ON: Fluggesellschaften haben allgemein keine Freude daran, ihre Namen in Filmen zu sehen. Wieso denkst du ist das so?
RS: Ist das nicht einfach eine Frage des Copyrights? Die Namen sind einfach vergeben?
ON: Es gibt aber Fälle wie FedEx, die sehr prominent in Cast away vertreten waren. Ein Film, bei dem der Flieger nach 20 Minuten abstürzt.
RS: Ich weiss es nicht.
ON: Interessierst du dich besonders für Flugzeuge?
RS: Nein. Aber ich spiele gerne mit einer Geschichte, die sich in einem einzelnen, geschlossenen Raum abspielt. Das ist eine interessante Voraussetzung für jeden Filmemacher. Wie bringe ich die Geschichte zum laufen und halte sie gleichzeitig interessant?
ON: In Flightplan bleibt man immer im Flugzeug. In ähnlichen Filmen gibt es normalerweise immer Szenen aus dem Tower oder sonst wo vom Boden. Nicht so bei Flightplan.
RS: Es war eine bewusste Entscheidung, den Flieger niemals zu verlassen. Es gibt eine Aufnahme von ausserhalb des Flugzeugs, wenn es schon in der Luft ist. Nicht einmal die war geplant. Wir fügten sie ein, damit die Leute sehen, dass der Flieger nicht abstürzt, wenn die Beatmungsmasken freigelassen werden. Obwohl der Film offensichtlich in einem Studio gedreht wurde, wollten wir die Kamera nie ausserhalb der Röhre des Flugzeugs haben. Denn ich denke, wenn eine Seitenwand entfernt wird, und man die Kamera drei Meter entfernt platziert, kann man zwar immer noch Nahaufnahmen oder einen Medium Shot machen, aber die Zuschauer werden intuitiv die Integrität des Raumes in Frage stellen.

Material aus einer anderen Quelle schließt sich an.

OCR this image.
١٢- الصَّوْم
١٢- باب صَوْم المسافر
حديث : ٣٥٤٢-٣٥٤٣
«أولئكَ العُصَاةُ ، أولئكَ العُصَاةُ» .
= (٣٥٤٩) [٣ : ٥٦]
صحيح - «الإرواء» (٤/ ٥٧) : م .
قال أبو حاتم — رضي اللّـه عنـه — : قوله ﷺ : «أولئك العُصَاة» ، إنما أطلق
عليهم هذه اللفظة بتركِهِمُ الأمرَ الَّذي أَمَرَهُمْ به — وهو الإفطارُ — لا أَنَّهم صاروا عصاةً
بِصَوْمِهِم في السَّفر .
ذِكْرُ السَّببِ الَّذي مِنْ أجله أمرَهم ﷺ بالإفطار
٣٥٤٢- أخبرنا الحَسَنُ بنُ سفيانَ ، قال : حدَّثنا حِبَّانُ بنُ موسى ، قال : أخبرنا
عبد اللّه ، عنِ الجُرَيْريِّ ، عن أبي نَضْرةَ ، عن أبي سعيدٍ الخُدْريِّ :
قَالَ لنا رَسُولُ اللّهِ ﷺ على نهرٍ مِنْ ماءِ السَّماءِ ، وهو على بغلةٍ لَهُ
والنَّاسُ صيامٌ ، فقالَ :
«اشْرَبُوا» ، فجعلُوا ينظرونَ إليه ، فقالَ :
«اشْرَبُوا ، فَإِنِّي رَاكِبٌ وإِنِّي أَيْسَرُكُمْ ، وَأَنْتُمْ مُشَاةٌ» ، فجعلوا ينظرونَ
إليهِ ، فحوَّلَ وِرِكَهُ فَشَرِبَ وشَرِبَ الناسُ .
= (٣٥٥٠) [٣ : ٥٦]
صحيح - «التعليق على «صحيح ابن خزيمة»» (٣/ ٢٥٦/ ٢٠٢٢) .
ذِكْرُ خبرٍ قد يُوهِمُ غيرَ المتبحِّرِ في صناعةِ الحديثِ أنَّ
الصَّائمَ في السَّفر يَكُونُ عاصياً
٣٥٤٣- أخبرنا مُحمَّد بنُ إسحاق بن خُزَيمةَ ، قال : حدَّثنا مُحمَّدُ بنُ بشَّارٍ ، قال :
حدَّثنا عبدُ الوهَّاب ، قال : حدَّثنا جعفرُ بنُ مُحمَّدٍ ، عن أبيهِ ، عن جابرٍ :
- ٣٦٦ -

ON: Du hast nach Tattoo gesagt «Das Drehbuch ist nicht die Bibel, sondern nur ein vorläufiger Bauplan.» Würdest du das nach dem Dreh eine grossen Hollywoodfilms immer noch behaupten?
RS: Es ist genau dasselbe.
ON: Du hast immer noch genau gleich viel Entscheidungsfreiheit?
RS: Man muss die haben. Wie weiss man sonst, ob es funktioniert, wenn man es nicht mit Schauspielern gesehen hat. Man muss sich anpassen. Es muss lebendig werden. Nur weil etwas sich gut liest, heisst es noch nicht, dass es sich auch gut spielt. Man muss immer wieder neues schreiben. Die letzte Dialogzeile, als das Mädchen sagt: «Sind wir bald da?», haben wir erst am Set hinzugefügt. Wir mussten die Leute Lachen sehen. Können sie noch Witze machen? Deshalb kam diese Zeile in den Film.
ON: Inwiefern hat der 11. September das Drehbuch beeinflusst?
RS: Man kann nicht so tun, als sei der 11. September nicht geschehen. Speziell wenn man einen Film in einem Flugzeug dreht. Wir sahen es eher als eine Möglichkeit die fremdenfeindlichen Gefühle und die Tatsache zu kommentieren, dass man heute nochmals kurz über die Schulter gucken muss, wenn man an Bord eines Flugzeugs geht.
ON: Wie fiel deine Reaktion aus zum Boykottaufruf der Association of Professional Flight Attendants?
RS: Weisst du, mein bester Freund aus der Primarschule ist mit einer Flugbegleiterin verheiratet. Ich kenne sie und ihre Kolleginnen deshalb sehr gut. Etwa 95 Prozent der Dinge, die sie im Film sagen, kommen direkt von ihnen. Was den Rest betrifft, bin ich mir sicher, dass das Publikum zwischen Fiktion und Fakten unterscheiden können wird.
ON: Wurdest du nicht wütend, dass sie die Handlung des Films preisgaben, für all die Europäer, die den Film noch nicht gesehen haben?
RS: Ich weiss es nicht. Dagegen kann ich wohl nicht allzu viel machen.
ON: Was waren deine Eindrücke vom Zurich Film Festival nach der Premiere gestern?
RS: Meiner Meinung nach war es grandios. Ich hatte eine gute Zeit. Ich denke auch all die anderen waren zufrieden.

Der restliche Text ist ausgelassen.